Speaking at a funeral service held at Theatre in the Park, Minister Coventry paid tribute to Chifunyise whom she said was a father figure to the arts industry.
“What a cruel year 2019 has been! As we mourn as a nation and indeed the entire world, the sad passing on of a legend, father figure, mentor and coach whose influence in the performing arts genre, particularly theatre, dance, film reverberated throughout the entire world, we do so with a heavy heart.
“A heavy heart in that this year alone as Zimbabwe we sadly lost a number of luminaries in the likes of Dr Oliver ‘Tuku’ Mtukudzi, Dr Charles Mungoshi, Zimbabwe-born Dorothy Masuku and Johnny Clegg, both having later settled in South Africa,” said Minister Coventry.
She said that the void left by Chifunyise was too big to fill.

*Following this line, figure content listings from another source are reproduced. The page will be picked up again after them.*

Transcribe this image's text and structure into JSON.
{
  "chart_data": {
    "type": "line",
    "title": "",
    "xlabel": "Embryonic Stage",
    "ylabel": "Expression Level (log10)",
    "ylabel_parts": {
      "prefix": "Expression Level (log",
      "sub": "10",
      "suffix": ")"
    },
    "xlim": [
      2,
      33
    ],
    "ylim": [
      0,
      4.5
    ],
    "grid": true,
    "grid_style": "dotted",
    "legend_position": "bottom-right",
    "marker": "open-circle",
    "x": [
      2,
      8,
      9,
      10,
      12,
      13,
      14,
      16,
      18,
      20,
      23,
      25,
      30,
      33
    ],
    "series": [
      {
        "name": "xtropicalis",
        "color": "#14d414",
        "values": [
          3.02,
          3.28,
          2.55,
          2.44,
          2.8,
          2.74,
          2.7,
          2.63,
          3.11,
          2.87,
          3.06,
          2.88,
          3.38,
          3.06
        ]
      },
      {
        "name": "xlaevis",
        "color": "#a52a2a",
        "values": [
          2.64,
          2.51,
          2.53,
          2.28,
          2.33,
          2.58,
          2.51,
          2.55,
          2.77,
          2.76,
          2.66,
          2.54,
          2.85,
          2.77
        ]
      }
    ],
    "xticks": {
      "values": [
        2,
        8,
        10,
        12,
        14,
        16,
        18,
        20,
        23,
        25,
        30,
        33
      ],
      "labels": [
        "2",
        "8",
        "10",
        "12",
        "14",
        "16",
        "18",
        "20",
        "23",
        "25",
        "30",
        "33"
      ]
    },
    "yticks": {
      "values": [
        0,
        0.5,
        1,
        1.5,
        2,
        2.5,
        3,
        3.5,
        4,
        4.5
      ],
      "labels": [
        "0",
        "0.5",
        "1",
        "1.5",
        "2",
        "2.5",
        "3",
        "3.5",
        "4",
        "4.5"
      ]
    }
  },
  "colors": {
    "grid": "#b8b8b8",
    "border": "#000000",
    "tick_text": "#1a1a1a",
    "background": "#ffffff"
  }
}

“The creative and arts industry has lost an icon in Uncle Steve, he was an influential member in the industry and the world at large and his works will be cherished forever. This is a great loss and the shoes to be filled are very large and to the family of the deceased we send our condolences,” she said.
The minister, who broke down during her speech, led a delegation of Government officials and industry luminaries that include Permanent Secretary in the office of Vice President Kembo Mohadi, Reverend Paul Damasani, Permanent Secretary in the Ministry of Youth, Sport, Arts and Recreation Dr Thokozile Chitepo, former Cabinet Minister Francis Nhema, National Arts Council of Zimbabwe (NACZ) Director Nicholas Moyo and Zimpapers chief executive officer Mr Pikirayi Deketeke, among others.
The ceremony also saw theatre and arts practitioners paying their last respects with a concert by Children Performing Arts Workshop (Chipawo) scheduled to take place tomorrow (Saturday).
NACZ director Mr Moyo urged arts practitioners to safeguard Zimbabwe’s heritage and culture by documenting their works and those of others.
“We should always keep records and document them for others to see in the future. We have what they taught us but we don’t have their voice to back it up,” he said.
Speaking at the same ceremony, Professor Dickson Mwansa of Zambia, who worked with Mr Chifunyise from 1969 to the early 1980s, said Zambia considered the Zimbabwean arts guru as “our international citizen”.
Prof Mwansa also informed the gathering that Zambians, will for two days, mourn by celebrating the works of Mr Chifunyise at the Playhouse in Lusaka today and tomorrow.
Meanwhile a delegation of 20 Zambian artistes that worked with Mr Chifunyise is on its way for the burial.